Sayfa:Yüksek Seçim Kurulu'nun 2023-316 sayılı kararı.pdf/3

Vikikaynak, özgür kütüphane
Bu sayfa istinsah edilmiş


     T.C.
YÜKSEK SEÇİM KURULU
Karar No : 2023/316

B- 6271 sayılı Cumhurbaşkanı Seçimi Kanunu’nun;

1- “Seçim dönemi, seçim döneminin başlangıcı ve seçimlerin tamamlanması” başlıklı 3’üncü maddesinin üçüncü fıkrasında;

“(3) Cumhurbaşkanı ve Türkiye Büyük Millet Meclisinin görev sürelerinin dolmasından önceki son Pazar günü oy verme günüdür. Görev süresi, birlikte yapılan bir önceki seçim tarihi esas alınarak belirlenir. Oy verme gününden geriye doğru hesaplanacak altmış günlük sürenin ilk günü seçimin başlangıç tarihidir.”,

2- “Adaylığın incelenmesi ve geçici aday listesi” başlıklı 9’uncu maddesinde;

“Yüksek Seçim Kurulu, adaylar hakkında yaptığı inceleme sonucunda seçilme yeterliğini ve aday gösterilme şartlarını taşıyanları gösteren geçici aday listesini belirler. Geçici aday listesi ve itiraz süresi Resmî Gazete’de yayımlanır.”,

3- “İtiraz ve kesin aday listesi” başlıklı 10’uncu maddesinde;

“Resmî Gazetede yapılan ilândan itibaren iki gün içinde, geçici aday listesine veya bu listeye alınmamaya ilişkin karara karşı Yüksek Seçim Kuruluna itiraz edilebilir.

Yüksek Seçim Kurulu itirazları üç gün içinde kesin karara bağlar ve kesin aday listesini Resmî Gazetede yayımlar.”,

hükümleri yer almaktadır.

1. Hükümet sistemleri, anayasa koyucuların tercihleri doğrultusunda, devletin temel organlarının düzenleniş biçimi ve birbirleriyle ilişkileri, devlet içindeki kuvvetlerin dağılımı ve düzenlenişi, bu temel organların kimler tarafından, nasıl oluşturulacağı ve nasıl kullanılacağına yönelik olarak ülkelerin anayasalarında düzenlenen kurallar çerçevesinde ortaya çıkmaktadır.

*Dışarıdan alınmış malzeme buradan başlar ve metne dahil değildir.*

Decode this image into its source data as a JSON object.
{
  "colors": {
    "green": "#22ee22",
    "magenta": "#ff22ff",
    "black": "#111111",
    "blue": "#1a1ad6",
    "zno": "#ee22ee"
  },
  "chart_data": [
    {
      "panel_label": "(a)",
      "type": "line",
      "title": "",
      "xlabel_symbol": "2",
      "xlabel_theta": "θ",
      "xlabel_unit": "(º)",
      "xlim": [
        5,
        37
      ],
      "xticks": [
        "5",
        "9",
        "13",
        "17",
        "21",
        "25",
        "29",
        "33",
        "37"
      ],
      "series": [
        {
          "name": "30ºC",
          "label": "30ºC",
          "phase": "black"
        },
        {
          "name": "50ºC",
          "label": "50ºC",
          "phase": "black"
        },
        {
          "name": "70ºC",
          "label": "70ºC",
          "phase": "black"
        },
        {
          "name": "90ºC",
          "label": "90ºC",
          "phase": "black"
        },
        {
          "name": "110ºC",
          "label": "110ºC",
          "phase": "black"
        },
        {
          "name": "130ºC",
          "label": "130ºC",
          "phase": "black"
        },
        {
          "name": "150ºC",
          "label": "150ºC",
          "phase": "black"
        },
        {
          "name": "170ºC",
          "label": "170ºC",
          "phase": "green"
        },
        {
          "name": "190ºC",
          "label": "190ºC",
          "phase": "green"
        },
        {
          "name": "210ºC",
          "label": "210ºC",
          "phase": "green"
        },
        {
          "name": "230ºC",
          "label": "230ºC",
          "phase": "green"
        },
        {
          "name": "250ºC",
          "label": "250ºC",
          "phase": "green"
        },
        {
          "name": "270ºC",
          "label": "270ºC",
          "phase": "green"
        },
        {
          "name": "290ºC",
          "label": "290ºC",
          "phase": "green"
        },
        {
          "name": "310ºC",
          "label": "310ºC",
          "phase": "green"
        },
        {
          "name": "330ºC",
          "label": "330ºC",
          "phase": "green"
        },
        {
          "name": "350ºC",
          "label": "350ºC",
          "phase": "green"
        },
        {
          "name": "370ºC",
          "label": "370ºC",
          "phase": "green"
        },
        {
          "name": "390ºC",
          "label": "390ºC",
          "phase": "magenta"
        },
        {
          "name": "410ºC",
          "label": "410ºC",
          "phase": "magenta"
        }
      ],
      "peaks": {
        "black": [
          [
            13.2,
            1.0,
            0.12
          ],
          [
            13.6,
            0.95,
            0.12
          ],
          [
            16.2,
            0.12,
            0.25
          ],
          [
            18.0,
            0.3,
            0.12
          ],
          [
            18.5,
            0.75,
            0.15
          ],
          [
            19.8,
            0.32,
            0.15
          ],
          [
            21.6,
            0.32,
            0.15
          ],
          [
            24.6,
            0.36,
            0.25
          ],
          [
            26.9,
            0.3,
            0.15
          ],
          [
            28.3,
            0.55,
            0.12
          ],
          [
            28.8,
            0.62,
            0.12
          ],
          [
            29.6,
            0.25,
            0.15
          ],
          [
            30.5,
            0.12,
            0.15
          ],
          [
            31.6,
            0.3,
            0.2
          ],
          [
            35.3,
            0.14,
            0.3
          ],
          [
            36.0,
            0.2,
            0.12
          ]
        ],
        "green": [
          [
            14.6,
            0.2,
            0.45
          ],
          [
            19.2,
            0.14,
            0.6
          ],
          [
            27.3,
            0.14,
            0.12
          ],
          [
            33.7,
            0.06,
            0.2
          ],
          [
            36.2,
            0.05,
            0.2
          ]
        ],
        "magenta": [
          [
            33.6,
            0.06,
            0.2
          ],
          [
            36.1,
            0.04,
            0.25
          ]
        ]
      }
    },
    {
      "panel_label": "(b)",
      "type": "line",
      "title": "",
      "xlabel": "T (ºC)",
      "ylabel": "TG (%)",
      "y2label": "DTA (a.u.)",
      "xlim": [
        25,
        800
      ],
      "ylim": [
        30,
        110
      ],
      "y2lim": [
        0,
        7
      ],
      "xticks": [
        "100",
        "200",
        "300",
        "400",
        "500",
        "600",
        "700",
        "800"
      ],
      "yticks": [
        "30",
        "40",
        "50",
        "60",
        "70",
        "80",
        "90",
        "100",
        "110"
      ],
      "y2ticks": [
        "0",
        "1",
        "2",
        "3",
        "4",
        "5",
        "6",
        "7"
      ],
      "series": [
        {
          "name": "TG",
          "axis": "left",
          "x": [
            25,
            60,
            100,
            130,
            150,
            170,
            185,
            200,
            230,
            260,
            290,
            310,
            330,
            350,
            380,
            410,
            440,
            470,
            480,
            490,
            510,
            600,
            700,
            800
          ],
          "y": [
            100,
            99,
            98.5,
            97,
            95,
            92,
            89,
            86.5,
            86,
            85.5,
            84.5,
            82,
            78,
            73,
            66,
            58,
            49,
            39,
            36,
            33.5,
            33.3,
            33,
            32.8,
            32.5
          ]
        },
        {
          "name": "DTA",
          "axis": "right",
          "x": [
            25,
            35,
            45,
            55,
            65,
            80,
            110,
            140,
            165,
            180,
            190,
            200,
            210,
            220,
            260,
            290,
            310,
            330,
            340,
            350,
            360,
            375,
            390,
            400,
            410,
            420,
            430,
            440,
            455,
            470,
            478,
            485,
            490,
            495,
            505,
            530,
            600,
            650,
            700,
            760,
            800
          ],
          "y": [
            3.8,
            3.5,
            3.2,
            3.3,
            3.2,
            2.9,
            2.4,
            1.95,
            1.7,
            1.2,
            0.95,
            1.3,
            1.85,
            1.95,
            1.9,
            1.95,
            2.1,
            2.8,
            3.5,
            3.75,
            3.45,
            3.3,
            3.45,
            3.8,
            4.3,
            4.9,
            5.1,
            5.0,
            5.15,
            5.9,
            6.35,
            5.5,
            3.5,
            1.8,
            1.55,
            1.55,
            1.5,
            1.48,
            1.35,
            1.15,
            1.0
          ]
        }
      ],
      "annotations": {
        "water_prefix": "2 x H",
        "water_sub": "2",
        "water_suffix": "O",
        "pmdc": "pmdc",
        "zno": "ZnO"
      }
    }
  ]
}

Yürütmenin “iki başlı” olduğu parlamenter sistemde, yasama ve yürütme birbirinden tam olarak bağımsız olmadığı gibi, yürütme, yasama organı içinden çıkmakta; yürütmenin bir kanadında sorumsuz Devlet Başkanı, diğer kanadında ise hükümetin başı, asıl sorumlu olan Başbakanın yer aldığı iki başlı bir yürütme bulunmaktadır. Başkanlık sisteminden farklı olarak, parlamenter sistemde yürütme (Bakanlar Kurulu) doğrudan halkoyuyla seçilmez ve önceden belirlenemez; asıl sorumlu olan Başbakan, “yasama organı içinden”, seçim sonrası oluşacak parlamento aritmetiğine ve Devlet Başkanının tercihine göre belirlenmektedir.

Yürütmenin “tek başlı” olduğu ve “Başkan”ın doğrudan halk tarafından seçildiği; yürütmenin, yasama organının güven oylamasına ihtiyaç duymaksızın oluştuğu başkanlık sisteminde ise parlamenter sistemin aksine, milletvekillerinin hem yasama organında hem de yürütmede görev alması söz konusu değildir.

21.01.2017 tarihli ve 6771 sayılı Türkiye Cumhuriyeti Anayasasında Değişiklik Yapılmasına Dair Kanunla 2017 yılında Anayasamızda köklü değişiklikler yapılmış olup, yapılan bu anayasal değişiklikler bir bütün olarak ele alındığında, ülkemizde uygulanagelen parlamenter hükümet sistemine son verilerek başkanlık sisteminin temel özelliklerini gösteren “Cumhurbaşkanlığı Hükümet Sistemi”ne geçildiği görülmektedir. 6771 sayılı Kanunun genel gerekçesinde de;

“... Bu bakımdan, milletin sadece yasama organını seçtiği, yürütme organının yasama organı içinden çıktığı ve Türkiye Büyük Millet Meclisi dengelerinin hükümet kurma ve hükümet düşürmede etkili olduğu bir sistem yerine; yasamanın ve yürütmenin ayrı ayrı ve doğrudan millet tarafından seçildiği bir sistemin benimsenmesinin ülkemizin şartları ve ihtiyaçlarına daha uygun olduğu anlaşılmıştır. Seçim ve sistem bizatihi istikrar üretmelidir; istikrarı konjonktürün dalgalanmalarına bırakmak doğru değildir.